I also very much recommend all the comments under the video! (which happens rarely)I was incredibly intrigued by all the commentaries under this video, so I feel obliged to add one of my own:
I am Czech, but I think I truly discovered Suk and his music only today with this Scherzo! (although I was brought here already by being intrigued a lot by his op. 26 Praga) The most interesting discovery for me was that probably all commentators here are from abroad (or perhaps the Czech commentators hide under different uploads of this composition with a Czech name "Fantastické Scherzo" - hard to say) but it may be that Suk was indeed an underrated composer even most Czechs have problems recognizing (at least the non-musicologists, just casual listeners of classical music), outshined by Dvorak just like (as one commentator mentioned) Salieri was outshined by Mozart - or even Mozart's own father, a brliant composer himself Leopold Mozart, completely and utterly outshined by his own son!

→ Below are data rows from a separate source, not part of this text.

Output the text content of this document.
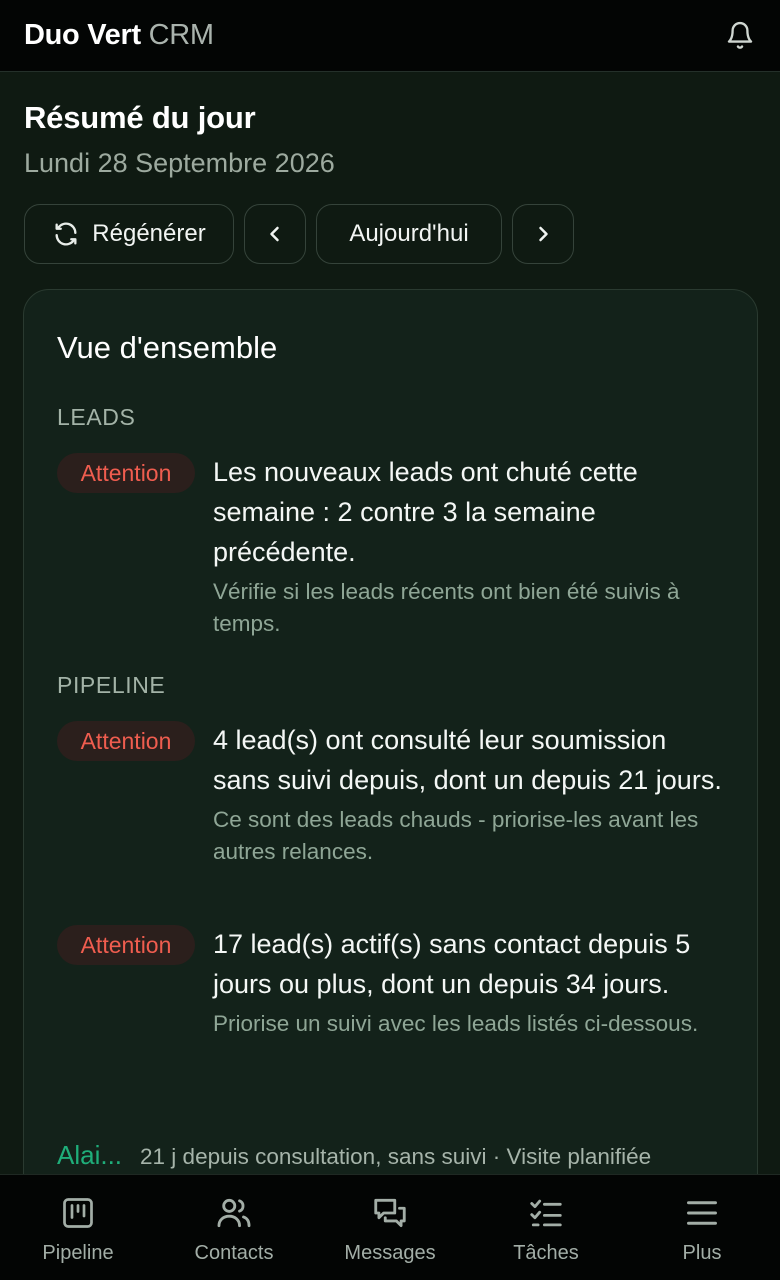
Duo Vert CRM
Résumé du jour
Lundi 28 Septembre 2026
Régénérer	Aujourd'hui
Vue d'ensemble
LEADS
Attention	Les nouveaux leads ont chuté cette semaine : 2 contre 3 la semaine précédente.
Vérifie si les leads récents ont bien été suivis à temps.
PIPELINE
Attention	4 lead(s) ont consulté leur soumission sans suivi depuis, dont un depuis 21 jours.
Ce sont des leads chauds - priorise-les avant les autres relances.
Attention	17 lead(s) actif(s) sans contact depuis 5 jours ou plus, dont un depuis 34 jours.
Priorise un suivi avec les leads listés ci-dessous.
Alai... 21 j depuis consultation, sans suivi · Visite planifiée
Pipeline	Contacts	Messages	Tâches	Plus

Many commentators here mentioned a folk Czech theme in this song, however, as a Czech, I don't recognize that folk theme - either it is too local or too obscure (or both). Anyway, I wanted to provide our international friends with more information, so I searched all over the Czech Internet for more information on Suk and particularly this Scherzo, I found out one very comprehensive (50 pages long) dissertation work (@2017) by a student of musicology just about this scherzo alone! He tells you the first and the last thing about how this Scherzo is made, why, what it could mean and everything else, but nowhere I find a reference to a Czech folk song either... It may be that it is indeed obscure, but by now, I believe that everything you hear, no matter where the inspiration could have been from, is mostly a novel invention by Suk himself.
What I found out with many compositions of Suk (it certainly was true for me with his Praga, and it is ten times more true with this one) that, when I hear the composition for the first time, I am slightly intrigued but not thrilled neither I am offended by the music in any shape or form. When I hear the composition for the second time, I'm becoming strongly intrigued but not yet very thrilled - but I'm desiring to hear it at least one more time again. When I hear it for the third time, I'm becoming deeply moved, thrilled, enchanted, fallen in love. And with every other listening I am more and more desperately lost in the beauty of the music. Just today, as I was reading the dissertation work I talked about earlier, I must have played this song at least 30 times! ... and I haven't satisfied my hunger yet!